Il n'y a rien de plus grand que l'homme, s'il se saisit complètement de sa vie. C'est sans doute pour cela que Mann, qui ne s'est jamais intéressé dans ses meilleures réussites qu'à des êtres exceptionnels, infuse dans les relations entre ses personnages et dans la relation de ceux-ci à la vie une intensité sans commune mesure. Il est donc curieux de voir ses contempteurs lui reprocher précisément une mollesse dans son écriture, une absence de synergie avec les personnages ou un vide émotionnel. Ce qu'il faut comprendre, c'est que le geste de Mann comporte un haut degré d'abstraction, et que l'émotion ne se véhicule pas au premier plan, qu'elle transite à travers le filtre particulier de la force des personnages qui la portent en eux.
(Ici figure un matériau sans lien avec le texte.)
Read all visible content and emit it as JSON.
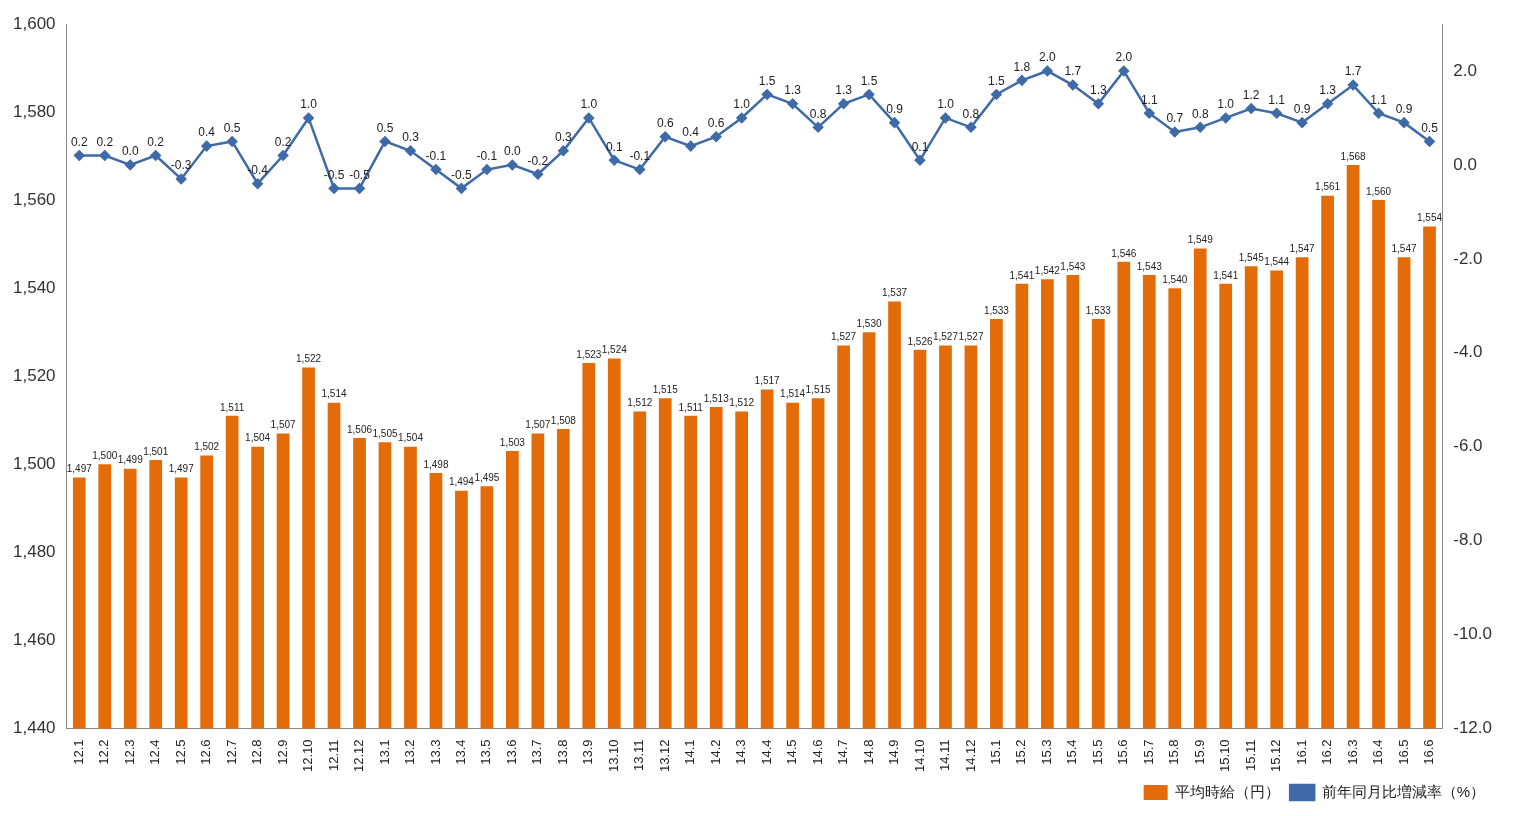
{
  "chart_data": {
    "type": "bar",
    "categories": [
      "12.1",
      "12.2",
      "12.3",
      "12.4",
      "12.5",
      "12.6",
      "12.7",
      "12.8",
      "12.9",
      "12.10",
      "12.11",
      "12.12",
      "13.1",
      "13.2",
      "13.3",
      "13.4",
      "13.5",
      "13.6",
      "13.7",
      "13.8",
      "13.9",
      "13.10",
      "13.11",
      "13.12",
      "14.1",
      "14.2",
      "14.3",
      "14.4",
      "14.5",
      "14.6",
      "14.7",
      "14.8",
      "14.9",
      "14.10",
      "14.11",
      "14.12",
      "15.1",
      "15.2",
      "15.3",
      "15.4",
      "15.5",
      "15.6",
      "15.7",
      "15.8",
      "15.9",
      "15.10",
      "15.11",
      "15.12",
      "16.1",
      "16.2",
      "16.3",
      "16.4",
      "16.5",
      "16.6"
    ],
    "series": [
      {
        "name": "平均時給（円）",
        "type": "bar",
        "color": "#e36c09",
        "values": [
          1497,
          1500,
          1499,
          1501,
          1497,
          1502,
          1511,
          1504,
          1507,
          1522,
          1514,
          1506,
          1505,
          1504,
          1498,
          1494,
          1495,
          1503,
          1507,
          1508,
          1523,
          1524,
          1512,
          1515,
          1511,
          1513,
          1512,
          1517,
          1514,
          1515,
          1527,
          1530,
          1537,
          1526,
          1527,
          1527,
          1533,
          1541,
          1542,
          1543,
          1533,
          1546,
          1543,
          1540,
          1549,
          1541,
          1545,
          1544,
          1547,
          1561,
          1568,
          1560,
          1547,
          1554
        ],
        "value_labels": [
          "1,497",
          "1,500",
          "1,499",
          "1,501",
          "1,497",
          "1,502",
          "1,511",
          "1,504",
          "1,507",
          "1,522",
          "1,514",
          "1,506",
          "1,505",
          "1,504",
          "1,498",
          "1,494",
          "1,495",
          "1,503",
          "1,507",
          "1,508",
          "1,523",
          "1,524",
          "1,512",
          "1,515",
          "1,511",
          "1,513",
          "1,512",
          "1,517",
          "1,514",
          "1,515",
          "1,527",
          "1,530",
          "1,537",
          "1,526",
          "1,527",
          "1,527",
          "1,533",
          "1,541",
          "1,542",
          "1,543",
          "1,533",
          "1,546",
          "1,543",
          "1,540",
          "1,549",
          "1,541",
          "1,545",
          "1,544",
          "1,547",
          "1,561",
          "1,568",
          "1,560",
          "1,547",
          "1,554"
        ]
      },
      {
        "name": "前年同月比増減率（%）",
        "type": "line",
        "color": "#3f6aa8",
        "axis": "y2",
        "marker": "diamond",
        "values": [
          0.2,
          0.2,
          0.0,
          0.2,
          -0.3,
          0.4,
          0.5,
          -0.4,
          0.2,
          1.0,
          -0.5,
          -0.5,
          0.5,
          0.3,
          -0.1,
          -0.5,
          -0.1,
          0.0,
          -0.2,
          0.3,
          1.0,
          0.1,
          -0.1,
          0.6,
          0.4,
          0.6,
          1.0,
          1.5,
          1.3,
          0.8,
          1.3,
          1.5,
          0.9,
          0.1,
          1.0,
          0.8,
          1.5,
          1.8,
          2.0,
          1.7,
          1.3,
          2.0,
          1.1,
          0.7,
          0.8,
          1.0,
          1.2,
          1.1,
          0.9,
          1.3,
          1.7,
          1.1,
          0.9,
          0.5
        ],
        "value_labels": [
          "0.2",
          "0.2",
          "0.0",
          "0.2",
          "-0.3",
          "0.4",
          "0.5",
          "-0.4",
          "0.2",
          "1.0",
          "-0.5",
          "-0.5",
          "0.5",
          "0.3",
          "-0.1",
          "-0.5",
          "-0.1",
          "0.0",
          "-0.2",
          "0.3",
          "1.0",
          "0.1",
          "-0.1",
          "0.6",
          "0.4",
          "0.6",
          "1.0",
          "1.5",
          "1.3",
          "0.8",
          "1.3",
          "1.5",
          "0.9",
          "0.1",
          "1.0",
          "0.8",
          "1.5",
          "1.8",
          "2.0",
          "1.7",
          "1.3",
          "2.0",
          "1.1",
          "0.7",
          "0.8",
          "1.0",
          "1.2",
          "1.1",
          "0.9",
          "1.3",
          "1.7",
          "1.1",
          "0.9",
          "0.5"
        ]
      }
    ],
    "ylim": [
      1440,
      1600
    ],
    "yticks": [
      {
        "value": 1440,
        "label": "1,440"
      },
      {
        "value": 1460,
        "label": "1,460"
      },
      {
        "value": 1480,
        "label": "1,480"
      },
      {
        "value": 1500,
        "label": "1,500"
      },
      {
        "value": 1520,
        "label": "1,520"
      },
      {
        "value": 1540,
        "label": "1,540"
      },
      {
        "value": 1560,
        "label": "1,560"
      },
      {
        "value": 1580,
        "label": "1,580"
      },
      {
        "value": 1600,
        "label": "1,600"
      }
    ],
    "y2lim": [
      -12,
      3
    ],
    "y2ticks": [
      {
        "value": -12,
        "label": "-12.0"
      },
      {
        "value": -10,
        "label": "-10.0"
      },
      {
        "value": -8,
        "label": "-8.0"
      },
      {
        "value": -6,
        "label": "-6.0"
      },
      {
        "value": -4,
        "label": "-4.0"
      },
      {
        "value": -2,
        "label": "-2.0"
      },
      {
        "value": 0,
        "label": "0.0"
      },
      {
        "value": 2,
        "label": "2.0"
      }
    ],
    "grid": false,
    "legend": "lower right",
    "data_labels": true
  }
}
Effectivement, il n'y a pas d'effusions outrées, très peu de larmes, et le duo principal ne livre que très peu de lui-même. D'une part c'est parce que Mann sait très bien protéger les protagonistes de son récit de la désincarnation, n'en fait jamais de vulgaires puits à émotion livrés là, sur le pavé, pour le plaisir cathartique d'un spectateur qui attend, la bouche ouverte, que le cinéaste lui donne la becquée. Non, le réalisateur de Heat, qui signe sans doute ici son chef-d'oeuvre (mais j'ai l'impression de le dire à chaque film), préserve ses personnages en les retranchant dans une une sphère qui leur est propre, les fusionne totalement à un univers qui s'écoule en un flux dont ils sont le cœur palpitant. Et c'est là, dans cette demi-distance, que peut se réaliser le miracle d'un vertige sans cesse réanimé qui va et vient entre le plan lisse du script et la profondeur insondable de la diégèse du film, c'est-à-dire de tout ce à quoi il sait faire appel en termes d'images.
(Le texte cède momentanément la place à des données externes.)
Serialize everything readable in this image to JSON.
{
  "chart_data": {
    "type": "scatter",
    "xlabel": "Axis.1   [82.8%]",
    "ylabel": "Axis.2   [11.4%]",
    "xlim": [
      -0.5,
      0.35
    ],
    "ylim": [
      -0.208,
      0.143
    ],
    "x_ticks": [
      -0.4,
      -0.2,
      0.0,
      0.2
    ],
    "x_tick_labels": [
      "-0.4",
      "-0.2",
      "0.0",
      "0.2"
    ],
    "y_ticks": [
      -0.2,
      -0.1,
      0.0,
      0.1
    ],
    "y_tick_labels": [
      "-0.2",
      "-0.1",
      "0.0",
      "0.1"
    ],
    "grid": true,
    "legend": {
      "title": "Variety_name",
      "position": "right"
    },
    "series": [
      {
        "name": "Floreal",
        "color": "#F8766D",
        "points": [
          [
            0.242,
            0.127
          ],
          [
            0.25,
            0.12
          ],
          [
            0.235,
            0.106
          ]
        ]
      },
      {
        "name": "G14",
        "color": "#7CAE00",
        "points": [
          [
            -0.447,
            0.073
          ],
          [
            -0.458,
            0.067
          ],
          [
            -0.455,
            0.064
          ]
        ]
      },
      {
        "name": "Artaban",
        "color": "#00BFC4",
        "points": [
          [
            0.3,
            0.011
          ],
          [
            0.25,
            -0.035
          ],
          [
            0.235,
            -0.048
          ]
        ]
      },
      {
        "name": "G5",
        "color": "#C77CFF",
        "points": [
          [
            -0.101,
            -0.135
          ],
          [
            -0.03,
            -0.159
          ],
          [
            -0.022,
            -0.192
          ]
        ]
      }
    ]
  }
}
Mais surtout, la (toute relative) froideur de surface des protagonistes est celle de gens qui ont déjà compris la victoire à venir du destin, bon ou mauvais. The odds catch up. Loin de faire de cette inéluctable défaite une tragédie, ils s'en servent pourtant comme d'une arme, non seulement pour raviver la flamme d'instants éphémères qui s'intensifient jusqu'à la brûlure, mais comme d'un négatif sur lequel ils projettent leur force pour mieux se recentrer en eux-mêmes et y trouver un absolu. On n'échappera pas à la fatalité, on le sait. On sera séparés, mais qu'importe ? On aura vécu, d'une part, et si la vie peut tout nous arracher, c'est déjà le signe de tout ce que nous avions gagné sur elle par avance.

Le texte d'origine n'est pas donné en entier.